4. The same is noticed with other portfolios that I didn’t include in this report but is in the R Code file.
5. I believe that this is due to large institutions using the same bread and butter strategy. You will note (if you spend enough time testing all the strategies) that in 2009 there seems to be a sudden shift in the data to lower returns.
6. I feel that the end of day data I am using is limiting me and if I were to test the strategy on intraday data then profits would be higher. (I ran one test on intraday data on Mondi and the results were much higher, but I am still to test it on sector portfolios)

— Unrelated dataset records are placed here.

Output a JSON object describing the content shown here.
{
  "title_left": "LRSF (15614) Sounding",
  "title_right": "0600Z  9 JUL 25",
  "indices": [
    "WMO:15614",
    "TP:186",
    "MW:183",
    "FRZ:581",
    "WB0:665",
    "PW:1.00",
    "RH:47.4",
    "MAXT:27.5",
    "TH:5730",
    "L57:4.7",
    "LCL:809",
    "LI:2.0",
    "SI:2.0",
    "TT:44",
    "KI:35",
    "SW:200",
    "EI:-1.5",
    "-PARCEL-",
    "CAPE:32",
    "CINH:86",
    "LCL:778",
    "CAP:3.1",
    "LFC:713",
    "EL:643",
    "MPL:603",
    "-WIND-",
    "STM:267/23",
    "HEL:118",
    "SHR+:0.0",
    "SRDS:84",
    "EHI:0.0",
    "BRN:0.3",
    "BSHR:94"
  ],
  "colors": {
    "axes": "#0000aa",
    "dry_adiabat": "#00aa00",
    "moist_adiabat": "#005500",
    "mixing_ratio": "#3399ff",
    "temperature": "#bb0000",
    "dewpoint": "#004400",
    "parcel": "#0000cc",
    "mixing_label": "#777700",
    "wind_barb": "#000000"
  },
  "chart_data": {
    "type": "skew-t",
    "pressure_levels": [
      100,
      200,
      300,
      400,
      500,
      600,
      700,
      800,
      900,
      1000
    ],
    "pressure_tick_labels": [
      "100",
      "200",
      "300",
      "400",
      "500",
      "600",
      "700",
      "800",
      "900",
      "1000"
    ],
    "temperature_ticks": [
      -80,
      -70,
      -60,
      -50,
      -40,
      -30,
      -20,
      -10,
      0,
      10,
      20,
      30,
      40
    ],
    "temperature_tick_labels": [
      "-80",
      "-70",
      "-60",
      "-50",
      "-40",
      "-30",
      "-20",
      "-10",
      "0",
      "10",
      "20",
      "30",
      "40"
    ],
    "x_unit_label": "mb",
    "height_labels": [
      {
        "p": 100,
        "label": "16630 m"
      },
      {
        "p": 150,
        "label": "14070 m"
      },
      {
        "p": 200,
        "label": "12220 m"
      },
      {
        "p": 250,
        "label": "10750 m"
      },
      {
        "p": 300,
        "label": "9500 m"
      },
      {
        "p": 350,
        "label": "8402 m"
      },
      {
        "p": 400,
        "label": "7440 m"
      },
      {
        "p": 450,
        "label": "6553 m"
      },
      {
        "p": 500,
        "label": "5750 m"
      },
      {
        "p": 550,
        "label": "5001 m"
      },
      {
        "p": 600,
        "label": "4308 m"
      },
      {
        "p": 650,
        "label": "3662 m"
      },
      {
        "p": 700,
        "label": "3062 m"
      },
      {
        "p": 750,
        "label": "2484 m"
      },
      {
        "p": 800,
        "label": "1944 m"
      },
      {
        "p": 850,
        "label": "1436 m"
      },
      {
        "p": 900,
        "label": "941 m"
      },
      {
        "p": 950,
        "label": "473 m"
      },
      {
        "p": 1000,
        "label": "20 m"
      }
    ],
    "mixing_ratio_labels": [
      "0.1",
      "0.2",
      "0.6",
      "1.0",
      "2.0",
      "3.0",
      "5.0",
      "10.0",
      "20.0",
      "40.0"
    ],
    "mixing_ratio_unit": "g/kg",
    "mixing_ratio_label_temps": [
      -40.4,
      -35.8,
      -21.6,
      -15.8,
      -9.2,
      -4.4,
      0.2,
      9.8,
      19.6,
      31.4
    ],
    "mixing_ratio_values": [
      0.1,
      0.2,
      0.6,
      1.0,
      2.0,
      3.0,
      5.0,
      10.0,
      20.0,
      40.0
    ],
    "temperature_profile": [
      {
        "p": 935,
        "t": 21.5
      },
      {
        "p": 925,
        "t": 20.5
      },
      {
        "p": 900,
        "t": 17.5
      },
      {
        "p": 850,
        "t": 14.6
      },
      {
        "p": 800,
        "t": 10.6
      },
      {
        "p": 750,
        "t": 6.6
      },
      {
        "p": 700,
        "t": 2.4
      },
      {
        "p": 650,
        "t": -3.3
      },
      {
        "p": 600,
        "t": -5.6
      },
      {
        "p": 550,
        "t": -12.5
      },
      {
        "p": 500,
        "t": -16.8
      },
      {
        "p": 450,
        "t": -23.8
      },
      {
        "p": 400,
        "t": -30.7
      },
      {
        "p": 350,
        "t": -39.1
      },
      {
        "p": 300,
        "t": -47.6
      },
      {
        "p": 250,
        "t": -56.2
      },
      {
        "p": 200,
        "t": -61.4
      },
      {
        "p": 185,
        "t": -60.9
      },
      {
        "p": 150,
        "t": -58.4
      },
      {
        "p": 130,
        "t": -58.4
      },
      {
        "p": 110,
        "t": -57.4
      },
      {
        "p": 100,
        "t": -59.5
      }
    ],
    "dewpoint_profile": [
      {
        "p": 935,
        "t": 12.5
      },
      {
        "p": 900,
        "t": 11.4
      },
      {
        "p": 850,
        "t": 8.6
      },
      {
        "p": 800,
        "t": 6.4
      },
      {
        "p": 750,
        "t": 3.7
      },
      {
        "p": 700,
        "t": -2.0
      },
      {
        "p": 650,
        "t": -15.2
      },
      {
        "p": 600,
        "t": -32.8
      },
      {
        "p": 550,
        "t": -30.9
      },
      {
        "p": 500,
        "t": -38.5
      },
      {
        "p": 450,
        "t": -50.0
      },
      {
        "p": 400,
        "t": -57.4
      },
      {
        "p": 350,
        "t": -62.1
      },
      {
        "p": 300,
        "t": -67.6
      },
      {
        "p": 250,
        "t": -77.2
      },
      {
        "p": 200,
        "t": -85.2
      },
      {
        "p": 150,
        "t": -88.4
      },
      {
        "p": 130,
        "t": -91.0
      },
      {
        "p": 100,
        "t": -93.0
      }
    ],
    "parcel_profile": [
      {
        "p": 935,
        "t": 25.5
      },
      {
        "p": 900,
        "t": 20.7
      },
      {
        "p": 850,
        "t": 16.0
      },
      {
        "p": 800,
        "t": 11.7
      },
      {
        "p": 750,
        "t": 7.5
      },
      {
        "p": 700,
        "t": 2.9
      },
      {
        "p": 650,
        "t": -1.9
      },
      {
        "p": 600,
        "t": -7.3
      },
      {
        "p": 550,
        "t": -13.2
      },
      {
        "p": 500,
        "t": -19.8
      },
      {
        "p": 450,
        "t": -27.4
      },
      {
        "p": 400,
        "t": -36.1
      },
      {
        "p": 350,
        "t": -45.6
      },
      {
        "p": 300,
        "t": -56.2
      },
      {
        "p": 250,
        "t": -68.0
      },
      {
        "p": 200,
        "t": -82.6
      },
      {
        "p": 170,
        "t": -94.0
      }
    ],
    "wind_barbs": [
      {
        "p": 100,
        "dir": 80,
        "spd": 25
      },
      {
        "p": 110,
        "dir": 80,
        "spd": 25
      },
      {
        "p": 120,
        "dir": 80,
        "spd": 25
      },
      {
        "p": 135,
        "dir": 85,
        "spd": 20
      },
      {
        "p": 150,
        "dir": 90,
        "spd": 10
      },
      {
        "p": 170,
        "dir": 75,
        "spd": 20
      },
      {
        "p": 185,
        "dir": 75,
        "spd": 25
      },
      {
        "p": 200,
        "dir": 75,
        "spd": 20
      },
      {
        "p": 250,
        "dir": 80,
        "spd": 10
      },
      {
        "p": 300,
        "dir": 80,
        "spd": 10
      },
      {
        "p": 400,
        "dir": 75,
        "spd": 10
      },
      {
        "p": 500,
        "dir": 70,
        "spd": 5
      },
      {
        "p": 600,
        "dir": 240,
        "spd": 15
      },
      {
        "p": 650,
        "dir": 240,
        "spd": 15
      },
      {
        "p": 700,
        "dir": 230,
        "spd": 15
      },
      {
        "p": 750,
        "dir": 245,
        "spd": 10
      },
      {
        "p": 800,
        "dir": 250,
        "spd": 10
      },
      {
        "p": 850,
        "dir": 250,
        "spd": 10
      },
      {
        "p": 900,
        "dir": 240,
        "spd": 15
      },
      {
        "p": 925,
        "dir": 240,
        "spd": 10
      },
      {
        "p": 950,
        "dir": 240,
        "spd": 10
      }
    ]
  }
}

7. This is one of the simpler statistical arbitrage strategies and I believe that if we were to improve the way we calculate the spread and change some of the entry and exit rules, the strategy would become more profitable.

If you made it to the end of this article, I thank you and hope that it added some value. This is the first time that I am using Github, so I am looking forward to seeing if there are any new contributors to the project.